Smoking 25 Cigarettes a Day is as Harmful as Loneliness?
On the eve of my Mancation with some of friends of mine, a 7-day Timeless Trekker backpacking journey in Jasper National Park, Alberta, Canada. I wanted to delve into how same sex friendships enhance mental and physical health. I believe that these friendships take “pressure” off the marriage to be “everything” because friends are meeting some of the social, psychological and spiritual needs.
Humans have been naturally social for thousands of years. Yet modern life has reduced the level of interaction between male friends in quality and quantity.
In the UK, according to a recent survey by the Mental Health Foundation, “10% of people often feel lonely, a third have a close friend or relative who they think is very lonely, and half think that people are getting lonelier in general.”
Massachusetts professors Olds and Schwartz in their writing, The Lonely American: Drifting Apart in the Twenty-First Century explains there is a current focus among adult men to build stronger marriages at the expense of other social connections. They point to a current tendency among adults to build stronger, more intimate marriages at the expense of almost all other social connections, (and) they observed a deep sense of loneliness. “Almost every father we spoke with explained that he had lost contact with most of his male friends,” they write. And lest you believe family is company enough, the 2005 Australian Longitudinal Study of Aging showed that family relationships have almost no impact on longevity. Friendships, by contrast, boosted life span as much as 22 percent.

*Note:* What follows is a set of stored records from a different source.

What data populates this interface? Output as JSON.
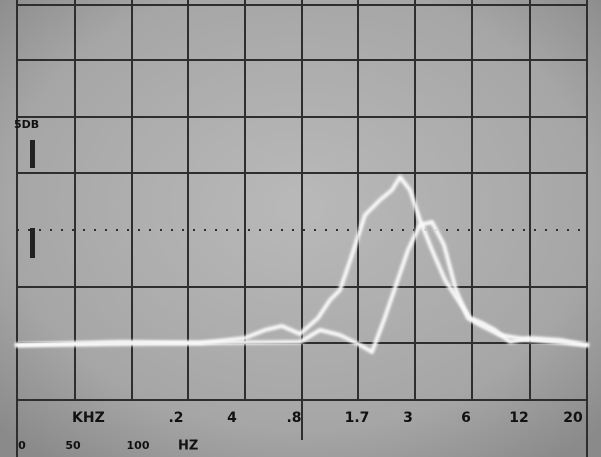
{
  "labels": {
    "scale": "5DB",
    "khz": "KHZ",
    "khz_ticks": [
      ".2",
      "4",
      ".8",
      "1.7",
      "3",
      "6",
      "12",
      "20"
    ],
    "hz_ticks": [
      "0",
      "50",
      "100"
    ],
    "hz": "HZ"
  }
}
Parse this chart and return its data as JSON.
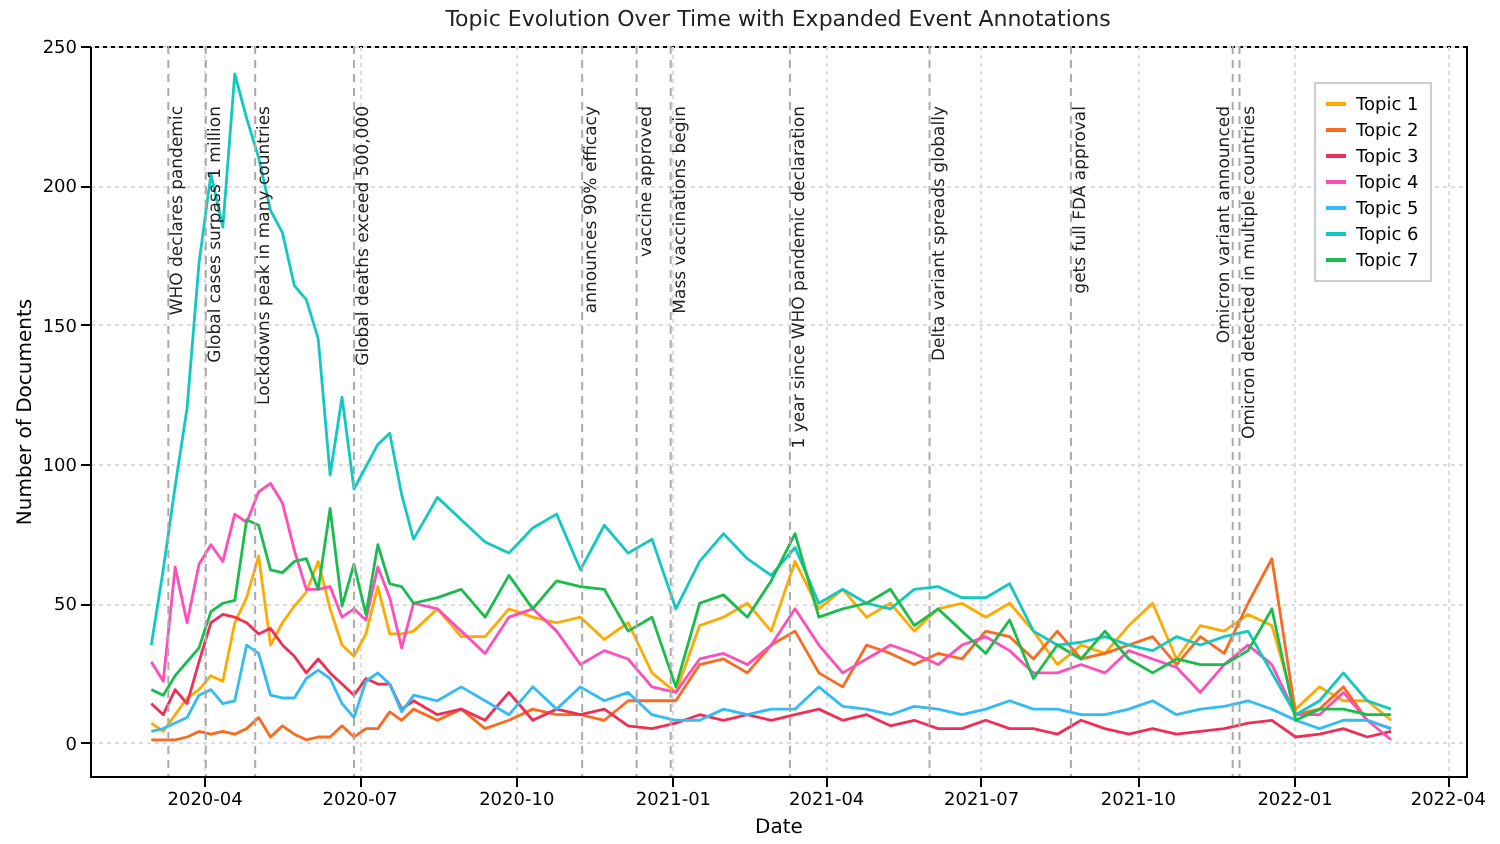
{
  "chart_data": {
    "type": "line",
    "title": "Topic Evolution Over Time with Expanded Event Annotations",
    "xlabel": "Date",
    "ylabel": "Number of Documents",
    "x": [
      "2020-03-01",
      "2020-03-08",
      "2020-03-15",
      "2020-03-22",
      "2020-03-29",
      "2020-04-05",
      "2020-04-12",
      "2020-04-19",
      "2020-04-26",
      "2020-05-03",
      "2020-05-10",
      "2020-05-17",
      "2020-05-24",
      "2020-05-31",
      "2020-06-07",
      "2020-06-14",
      "2020-06-21",
      "2020-06-28",
      "2020-07-05",
      "2020-07-12",
      "2020-07-19",
      "2020-07-26",
      "2020-08-02",
      "2020-08-16",
      "2020-08-30",
      "2020-09-13",
      "2020-09-27",
      "2020-10-11",
      "2020-10-25",
      "2020-11-08",
      "2020-11-22",
      "2020-12-06",
      "2020-12-20",
      "2021-01-03",
      "2021-01-17",
      "2021-01-31",
      "2021-02-14",
      "2021-02-28",
      "2021-03-14",
      "2021-03-28",
      "2021-04-11",
      "2021-04-25",
      "2021-05-09",
      "2021-05-23",
      "2021-06-06",
      "2021-06-20",
      "2021-07-04",
      "2021-07-18",
      "2021-08-01",
      "2021-08-15",
      "2021-08-29",
      "2021-09-12",
      "2021-09-26",
      "2021-10-10",
      "2021-10-24",
      "2021-11-07",
      "2021-11-21",
      "2021-12-05",
      "2021-12-19",
      "2022-01-02",
      "2022-01-16",
      "2022-01-30",
      "2022-02-13",
      "2022-02-27"
    ],
    "series": [
      {
        "name": "Topic 1",
        "color": "#ffaa00",
        "values": [
          7,
          4,
          10,
          16,
          19,
          24,
          22,
          43,
          52,
          67,
          35,
          43,
          49,
          54,
          65,
          48,
          35,
          31,
          39,
          56,
          39,
          39,
          40,
          48,
          38,
          38,
          48,
          45,
          43,
          45,
          37,
          43,
          25,
          18,
          42,
          45,
          50,
          40,
          65,
          48,
          55,
          45,
          50,
          40,
          48,
          50,
          45,
          50,
          40,
          28,
          35,
          32,
          42,
          50,
          30,
          42,
          40,
          46,
          42,
          12,
          20,
          15,
          15,
          8
        ]
      },
      {
        "name": "Topic 2",
        "color": "#fb6a1e",
        "values": [
          1,
          1,
          1,
          2,
          4,
          3,
          4,
          3,
          5,
          9,
          2,
          6,
          3,
          1,
          2,
          2,
          6,
          2,
          5,
          5,
          11,
          8,
          12,
          8,
          12,
          5,
          8,
          12,
          10,
          10,
          8,
          15,
          15,
          15,
          28,
          30,
          25,
          35,
          40,
          25,
          20,
          35,
          32,
          28,
          32,
          30,
          40,
          38,
          30,
          40,
          30,
          32,
          35,
          38,
          28,
          38,
          32,
          50,
          66,
          10,
          12,
          20,
          8,
          5
        ]
      },
      {
        "name": "Topic 3",
        "color": "#ef2f55",
        "values": [
          14,
          10,
          19,
          14,
          29,
          43,
          46,
          45,
          43,
          39,
          41,
          35,
          31,
          25,
          30,
          25,
          21,
          17,
          23,
          21,
          21,
          12,
          15,
          10,
          12,
          8,
          18,
          8,
          12,
          10,
          12,
          6,
          5,
          7,
          10,
          8,
          10,
          8,
          10,
          12,
          8,
          10,
          6,
          8,
          5,
          5,
          8,
          5,
          5,
          3,
          8,
          5,
          3,
          5,
          3,
          4,
          5,
          7,
          8,
          2,
          3,
          5,
          2,
          4
        ]
      },
      {
        "name": "Topic 4",
        "color": "#ff4dba",
        "values": [
          29,
          22,
          63,
          43,
          64,
          71,
          65,
          82,
          79,
          90,
          93,
          86,
          69,
          55,
          55,
          56,
          45,
          48,
          44,
          63,
          52,
          34,
          50,
          48,
          40,
          32,
          45,
          48,
          40,
          28,
          33,
          30,
          20,
          18,
          30,
          32,
          28,
          35,
          48,
          35,
          25,
          30,
          35,
          32,
          28,
          35,
          38,
          33,
          25,
          25,
          28,
          25,
          33,
          30,
          27,
          18,
          28,
          35,
          28,
          10,
          10,
          18,
          8,
          1
        ]
      },
      {
        "name": "Topic 5",
        "color": "#33bbf5",
        "values": [
          4,
          5,
          7,
          9,
          17,
          19,
          14,
          15,
          35,
          32,
          17,
          16,
          16,
          23,
          26,
          23,
          14,
          9,
          22,
          25,
          21,
          11,
          17,
          15,
          20,
          15,
          10,
          20,
          12,
          20,
          15,
          18,
          10,
          8,
          8,
          12,
          10,
          12,
          12,
          20,
          13,
          12,
          10,
          13,
          12,
          10,
          12,
          15,
          12,
          12,
          10,
          10,
          12,
          15,
          10,
          12,
          13,
          15,
          12,
          8,
          5,
          8,
          8,
          5
        ]
      },
      {
        "name": "Topic 6",
        "color": "#12c9c1",
        "values": [
          35,
          62,
          92,
          120,
          172,
          204,
          185,
          240,
          224,
          210,
          191,
          183,
          164,
          159,
          145,
          96,
          124,
          91,
          99,
          107,
          111,
          89,
          73,
          88,
          80,
          72,
          68,
          77,
          82,
          62,
          78,
          68,
          73,
          48,
          65,
          75,
          66,
          60,
          70,
          50,
          55,
          50,
          48,
          55,
          56,
          52,
          52,
          57,
          40,
          35,
          36,
          38,
          35,
          33,
          38,
          35,
          38,
          40,
          25,
          10,
          15,
          25,
          15,
          12
        ]
      },
      {
        "name": "Topic 7",
        "color": "#1abc4e",
        "values": [
          19,
          17,
          24,
          29,
          34,
          47,
          50,
          51,
          80,
          78,
          62,
          61,
          65,
          66,
          55,
          84,
          49,
          64,
          46,
          71,
          57,
          56,
          50,
          52,
          55,
          45,
          60,
          48,
          58,
          56,
          55,
          40,
          45,
          20,
          50,
          53,
          45,
          58,
          75,
          45,
          48,
          50,
          55,
          42,
          48,
          40,
          32,
          44,
          23,
          35,
          30,
          40,
          30,
          25,
          30,
          28,
          28,
          33,
          48,
          8,
          12,
          12,
          10,
          10
        ]
      }
    ],
    "ref_lines": [
      {
        "axis": "x",
        "value": "2020-03-11",
        "label": "WHO declares pandemic"
      },
      {
        "axis": "x",
        "value": "2020-04-02",
        "label": "Global cases surpass 1 million"
      },
      {
        "axis": "x",
        "value": "2020-05-01",
        "label": "Lockdowns peak in many countries"
      },
      {
        "axis": "x",
        "value": "2020-06-28",
        "label": "Global deaths exceed 500,000"
      },
      {
        "axis": "x",
        "value": "2020-11-09",
        "label": "announces 90% efficacy"
      },
      {
        "axis": "x",
        "value": "2020-12-11",
        "label": "vaccine approved"
      },
      {
        "axis": "x",
        "value": "2020-12-31",
        "label": "Mass vaccinations begin"
      },
      {
        "axis": "x",
        "value": "2021-03-11",
        "label": "1 year since WHO pandemic declaration"
      },
      {
        "axis": "x",
        "value": "2021-06-01",
        "label": "Delta variant spreads globally"
      },
      {
        "axis": "x",
        "value": "2021-08-23",
        "label": "gets full FDA approval"
      },
      {
        "axis": "x",
        "value": "2021-11-26",
        "label": "Omicron variant announced"
      },
      {
        "axis": "x",
        "value": "2021-11-30",
        "label": "Omicron detected in multiple countries"
      }
    ],
    "xlim": [
      "2020-01-25",
      "2022-04-12"
    ],
    "xticks": [
      "2020-04",
      "2020-07",
      "2020-10",
      "2021-01",
      "2021-04",
      "2021-07",
      "2021-10",
      "2022-01",
      "2022-04"
    ],
    "ylim": [
      -12,
      250
    ],
    "yticks": [
      0,
      50,
      100,
      150,
      200,
      250
    ],
    "grid": true,
    "legend": "top right",
    "line_style": "solid"
  }
}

Good friends are good for your health!
In 1988 a review of five studies showed that loneliness can be linked to an earlier death, “…people with fewer social relationships die earlier on average than those with more social relationships”
Professor Robin Dunbar of Oxford University, in a study sponsored by Guinness, learned that to maintain a healthy level of interaction, men should hang out with other men, once or twice a week.
The report says that men, who maintain social groups are healthier, recover from illness more quickly and tend to be more generous. Despite the findings, two out of five men claim they manage to meet their friends only once a week and a further third struggle to catch up that frequently. Why is this?
Worldwide, the loneliest men are white American men. Is it because male friends are more acceptable in the other countries? Have we taken on the “that’s not manly to go hang out one on one with a guy friend”.
How many friends do you need?
About 4 or 5 male friends is a good start.
Dunbar explained, “Men, on average, spend just less than half of their social time with an inner circle of four to five close mates – and research suggests that this is linked directly to the banter that such a group inspires and its benefits.
Through empirical studies, it has been proven that laughter is much less likely to occur if a social circle becomes bigger than five – and, because of laughter’s ability to produce the endorphin surges that give a sense of well-being, men may be subconsciously drawn towards ‘hanging out’ in social circles of this size.”
And meeting often is a good way to ensure friendships. Once or twice a week is what Dunbar suggests, of course over drinks was probably Guinness’ hope. But think about it, how can you today take a step toward creating and maintaining guy friends.
Theme trips are one of them. Mancations or wilderness camping trips are great ways to connect with guy friends. Or goals, like a marathon that you can work out together and share some time.
Trust me it takes the pressure off the spouse to meet all your needs. Now go show this to your wife why its important for you to go camping!